Visitors use their smartphones to record a speech by Jack Ma, founder of Alibaba, as he speaks at the opening ceremony of the World Internet Conference in Wuzhen, November 19, 2014
A top Beijing official called for stronger management of the Internet Wednesday at a government-organised conference condemned by rights campaigners as a Chinese attempt to promote its online controls globally.
China, which censors online content it deems to be politically sensitive, opened the World Internet Conference in Wuzhen with the country's biggest Internet companies in attendance alongside a sprinkling of foreign executives and officials.
Participants at the three-day conference in the tiny eastern Chinese town have unfettered Internet access to sites denied to the rest of the country, such as Facebook and Twitter, attendees said.
As well as the social media giants, Beijing blocks some Western media websites including the New York Times and search engine Google, among others.
Vice Premier Ma Kai, the highest-ranking Chinese official attending, said the Internet could help spur the healthy development of the world's second largest economy but made clear the medium should be under control of the state.
"The Chinese government will strengthen administration of the Internet under the law," Ma said.
"A well-managed Internet concerns state sovereignty, dignity and development interests, and international security and social stability," he said.
Ahead of the conference, rights group Amnesty International described the gathering as a chilling attempt by Beijing to promote its own domestic Internet rules as a model for global regulation.
China imposes strict limits on freedom of expression, and rights groups say it uses state security as a pretence to crack down on political dissent.
"China appears eager to promote its own domestic Internet rules as a model for global regulation. This should send a chill down the spine of anyone that values online freedom," William Nee, China researcher at London-based Amnesty, said in a statement.
Ma also called for cracking down on crime and terrorist activities making use of the Internet, as well as joint efforts to thwart cyber attacks.
- 'Elephant in the room' -
China and the United States have traded accusations of state-sponsored cyber-spying, with Washington in May charging five Chinese military officers for breaking into US computers for industrial espionage purposes.
The head of China's powerful State Internet Information Office, Lu Wei, dangled the promise of the world's largest Internet market before the companies attending.
"China has a population of over 1.3 billion and an Internet population of over 600 million," he told the opening ceremony. "I hope everyone can find a market here and seize business opportunities."
Amnesty urged business leaders at the conference to speak out for online freedom and "challenge the Chinese government's shameful record", with Nee adding: "Human rights should not be the elephant in the room."
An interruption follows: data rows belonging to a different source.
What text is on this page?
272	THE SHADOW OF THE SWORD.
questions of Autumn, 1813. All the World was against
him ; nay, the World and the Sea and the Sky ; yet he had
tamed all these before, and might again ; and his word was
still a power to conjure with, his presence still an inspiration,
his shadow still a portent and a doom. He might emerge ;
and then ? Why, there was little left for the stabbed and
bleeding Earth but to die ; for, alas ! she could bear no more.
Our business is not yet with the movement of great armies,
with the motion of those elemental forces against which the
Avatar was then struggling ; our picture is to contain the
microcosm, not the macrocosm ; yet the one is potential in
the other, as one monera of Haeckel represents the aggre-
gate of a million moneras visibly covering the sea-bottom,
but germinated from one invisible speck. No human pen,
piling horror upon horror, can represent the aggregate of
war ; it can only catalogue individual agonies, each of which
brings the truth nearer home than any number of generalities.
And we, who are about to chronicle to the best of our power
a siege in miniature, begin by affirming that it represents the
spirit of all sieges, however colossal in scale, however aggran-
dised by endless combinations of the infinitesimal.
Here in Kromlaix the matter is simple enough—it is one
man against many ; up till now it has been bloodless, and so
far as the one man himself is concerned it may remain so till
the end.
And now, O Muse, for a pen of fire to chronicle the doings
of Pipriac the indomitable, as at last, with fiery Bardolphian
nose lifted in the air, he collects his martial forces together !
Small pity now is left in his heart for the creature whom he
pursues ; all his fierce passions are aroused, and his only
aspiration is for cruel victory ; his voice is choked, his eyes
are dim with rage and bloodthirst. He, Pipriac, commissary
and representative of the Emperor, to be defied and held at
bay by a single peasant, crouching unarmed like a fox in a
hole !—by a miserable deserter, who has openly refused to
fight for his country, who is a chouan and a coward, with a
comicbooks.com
Foreign company representatives attending include the executive chairman of networking site LinkedIn, Reid Hoffman, and Facebook's vice president for corporate development Vaughan Smith.
LinkedIn launched a Chinese version of its site earlier this year, which unlike its English-language counterpart does not allow group discussions.
Facebook has an office in Hong Kong, where it is not blocked, and has also reportedly rented office space in Beijing in a bid to boost its business selling online ads to Chinese companies and local governments seeking to promote themselves abroad.
Its founder Mark Zuckerberg has been learning Chinese and impressed observers last month when he conducted a 30-minute Q&A session in Mandarin at a top Beijing university.
Jack Ma, founder of e-commerce giant Alibaba which recently listed on the New York Stock Exchange, told the conference the Internet had "deeply influenced and changed Chinese society and the economy in all aspects".